Authorization model for tool calls. If the agent’s tools all run as the agent’s service principal, you are one injection away from full blast radius. If each tool call is re-authorized against the initiating user’s permissions — what some shops are calling “on-behalf-of” agent identity — the blast radius collapses to what that user could have done anyway. This is the single highest-leverage architectural change available, and most production deployments have not made it because it is expensive to retrofit.

That last point is where I would push hardest in an architecture review. Detections matter, but a containment architecture where the agent literally cannot exceed the initiating user’s authorization is worth more than any classifier.

Control mapping

The 800-53 families that actually apply, in the order they tend to matter:

Family	What it covers here
AC-3, AC-4	Tool-call access enforcement and information flow between context sources and tools
SI-10	Treating retrieved content as untrusted input requiring validation
AU-2, AU-12	The tool-call telemetry above; without this the rest is theatrical
CM-7	Least-functionality applied to the tool registry per agent role
SC-7	Boundary protection between the agent’s outbound tools and the network
RA-3	Risk assessment of each new tool added to the registry
SA-8	Security engineering principles applied to agent harness design

NIST AI 600-1 (the GenAI profile of the AI RMF) is the document to point at for governance conversations. It is not prescriptive enough to write detections from, but it gives you the vocabulary to argue for resourcing.
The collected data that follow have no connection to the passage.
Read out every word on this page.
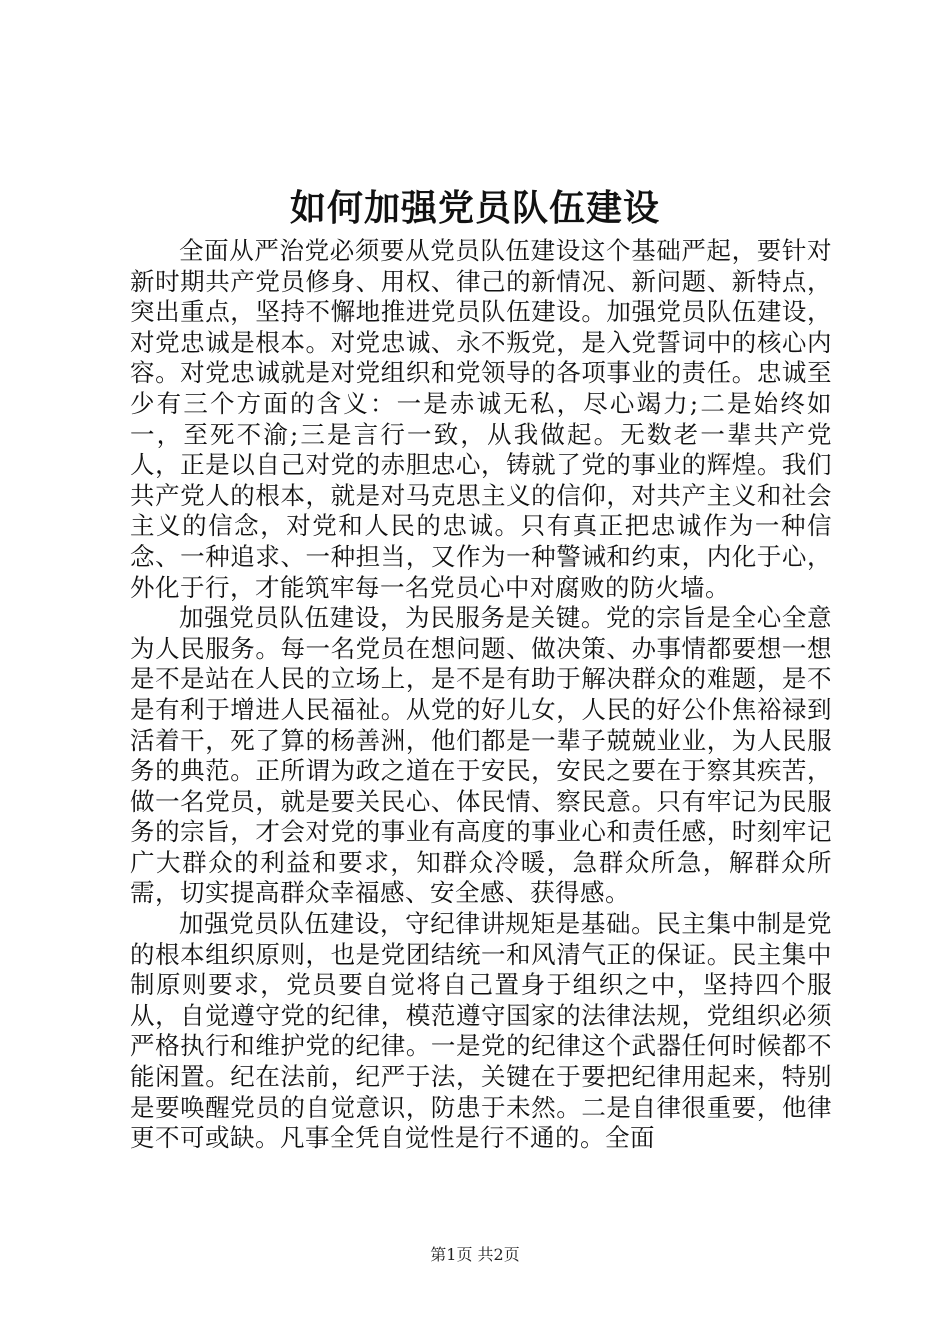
如何加强党员队伍建设

全面从严治党必须要从党员队伍建设这个基础严起，要针对新时期共产党员修身、用权、律己的新情况、新问题、新特点，突出重点，坚持不懈地推进党员队伍建设。加强党员队伍建设，对党忠诚是根本。对党忠诚、永不叛党，是入党誓词中的核心内容。对党忠诚就是对党组织和党领导的各项事业的责任。忠诚至少有三个方面的含义：一是赤诚无私，尽心竭力;二是始终如一，至死不渝;三是言行一致，从我做起。无数老一辈共产党人，正是以自己对党的赤胆忠心，铸就了党的事业的辉煌。我们共产党人的根本，就是对马克思主义的信仰，对共产主义和社会主义的信念，对党和人民的忠诚。只有真正把忠诚作为一种信念、一种追求、一种担当，又作为一种警诫和约束，内化于心，外化于行，才能筑牢每一名党员心中对腐败的防火墙。

加强党员队伍建设，为民服务是关键。党的宗旨是全心全意为人民服务。每一名党员在想问题、做决策、办事情都要想一想是不是站在人民的立场上，是不是有助于解决群众的难题，是不是有利于增进人民福祉。从党的好儿女，人民的好公仆焦裕禄到活着干，死了算的杨善洲，他们都是一辈子兢兢业业，为人民服务的典范。正所谓为政之道在于安民，安民之要在于察其疾苦，做一名党员，就是要关民心、体民情、察民意。只有牢记为民服务的宗旨，才会对党的事业有高度的事业心和责任感，时刻牢记广大群众的利益和要求，知群众冷暖，急群众所急，解群众所需，切实提高群众幸福感、安全感、获得感。

加强党员队伍建设，守纪律讲规矩是基础。民主集中制是党的根本组织原则，也是党团结统一和风清气正的保证。民主集中制原则要求，党员要自觉将自己置身于组织之中，坚持四个服从，自觉遵守党的纪律，模范遵守国家的法律法规，党组织必须严格执行和维护党的纪律。一是党的纪律这个武器任何时候都不能闲置。纪在法前，纪严于法，关键在于要把纪律用起来，特别是要唤醒党员的自觉意识，防患于未然。二是自律很重要，他律更不可或缺。凡事全凭自觉性是行不通的。全面

第1页 共2页
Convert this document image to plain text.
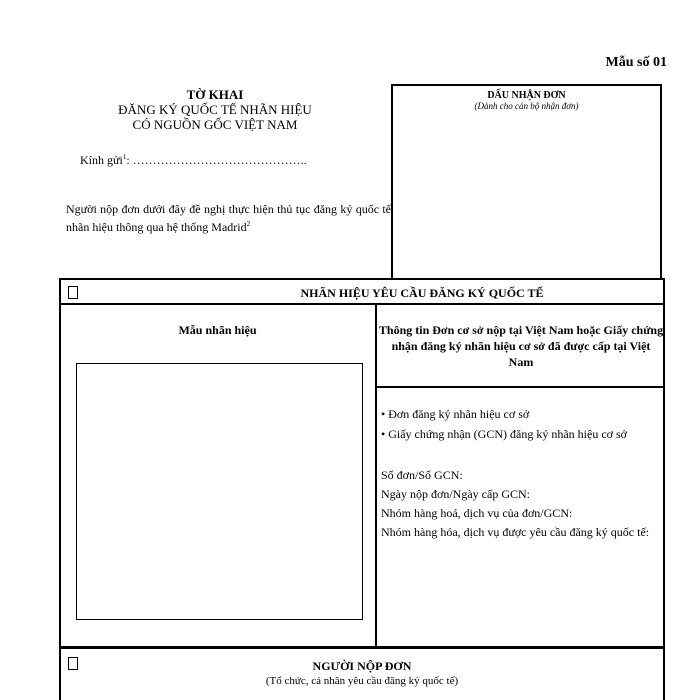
Mẫu số 01
TỜ KHAI
ĐĂNG KÝ QUỐC TẾ NHÃN HIỆU
CÓ NGUỒN GỐC VIỆT NAM
Kính gửi$^1$: ……………………………………..
Người nộp đơn dưới đây đề nghị thực hiện thủ tục đăng ký quốc tế nhãn hiệu thông qua hệ thống Madrid$^2$
DẤU NHẬN ĐƠN
(Dành cho cán bộ nhận đơn)
NHÃN HIỆU YÊU CẦU ĐĂNG KÝ QUỐC TẾ
Mẫu nhãn hiệu	Thông tin Đơn cơ sở nộp tại Việt Nam hoặc Giấy chứng nhận đăng ký nhãn hiệu cơ sở đã được cấp tại Việt Nam
• Đơn đăng ký nhãn hiệu cơ sở
• Giấy chứng nhận (GCN) đăng ký nhãn hiệu cơ sở
Số đơn/Số GCN:
Ngày nộp đơn/Ngày cấp GCN:
Nhóm hàng hoá, dịch vụ của đơn/GCN:
Nhóm hàng hóa, dịch vụ được yêu cầu đăng ký quốc tế:
NGƯỜI NỘP ĐƠN
(Tổ chức, cá nhân yêu cầu đăng ký quốc tế)
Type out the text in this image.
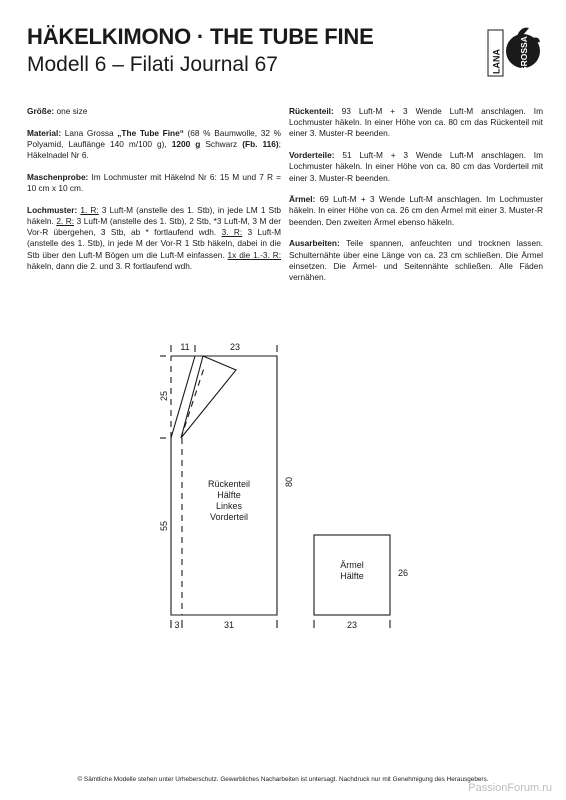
HÄKELKIMONO · THE TUBE FINE
Modell 6 – Filati Journal 67	LANA GROSSA

Größe: one size

Material: Lana Grossa „The Tube Fine“ (68 % Baumwolle, 32 % Polyamid, Lauflänge 140 m/100 g), 1200 g Schwarz (Fb. 116); Häkelnadel Nr 6.

Maschenprobe: Im Lochmuster mit Häkelnd Nr 6: 15 M und 7 R = 10 cm x 10 cm.

Lochmuster: 1. R: 3 Luft-M (anstelle des 1. Stb), in jede LM 1 Stb häkeln. 2. R: 3 Luft-M (anstelle des 1. Stb), 2 Stb, *3 Luft-M, 3 M der Vor-R übergehen, 3 Stb, ab * fortlaufend wdh. 3. R: 3 Luft-M (anstelle des 1. Stb), in jede M der Vor-R 1 Stb häkeln, dabei in die Stb über den Luft-M Bögen um die Luft-M einfassen. 1x die 1.-3. R: häkeln, dann die 2. und 3. R fortlaufend wdh.

Rückenteil: 93 Luft-M + 3 Wende Luft-M anschlagen. Im Lochmuster häkeln. In einer Höhe von ca. 80 cm das Rückenteil mit einer 3. Muster-R beenden.

Vorderteile: 51 Luft-M + 3 Wende Luft-M anschlagen. Im Lochmuster häkeln. In einer Höhe von ca. 80 cm das Vorderteil mit einer 3. Muster-R beenden.

Ärmel: 69 Luft-M + 3 Wende Luft-M anschlagen. Im Lochmuster häkeln. In einer Höhe von ca. 26 cm den Ärmel mit einer 3. Muster-R beenden. Den zweiten Ärmel ebenso häkeln.

Ausarbeiten: Teile spannen, anfeuchten und trocknen lassen. Schulternähte über eine Länge von ca. 23 cm schließen. Die Ärmel einsetzen. Die Ärmel- und Seitennähte schließen. Alle Fäden vernähen.

11	23
25
55
80
3	31	23
26
Rückenteil
Hälfte
Linkes
Vorderteil
Ärmel
Hälfte
© Sämtliche Modelle stehen unter Urheberschutz. Gewerbliches Nacharbeiten ist untersagt. Nachdruck nur mit Genehmigung des Herausgebers.
PassionForum.ru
What most teams get wrong before they get it right

The most common early mistake is investing in a prompt-injection classifier as the primary control and treating tool-call telemetry as a future project. That is exactly backwards. Classifiers degrade silently as attackers iterate. Telemetry, once it exists, lets you investigate the incidents the classifier missed and feed the misses back into both your filter and your tool-registry policy.

The second most common mistake is letting the agent run as a service principal with broad scope because “it makes the demo work.” Every demo I have ever seen ships to production with the same scope. Pin it down at design time or accept that you are going to pin it down during an incident.

The third is treating agent sessions as ephemeral chat sessions when they are actually long-lived automation runs with accumulating state. Apply the same controls you would apply to any other service-to-service automation: identity, scope, audit, rate limit, kill switch. The fact that the orchestration layer is a language model is interesting from an attack-surface standpoint and irrelevant from a control standpoint. You still need the kill switch.

Defending these systems is not a new discipline. It is the old discipline, applied to a component that happens to make non-deterministic decisions about which tool to call next. The agent is a confused deputy with a thesaurus. Treat it accordingly.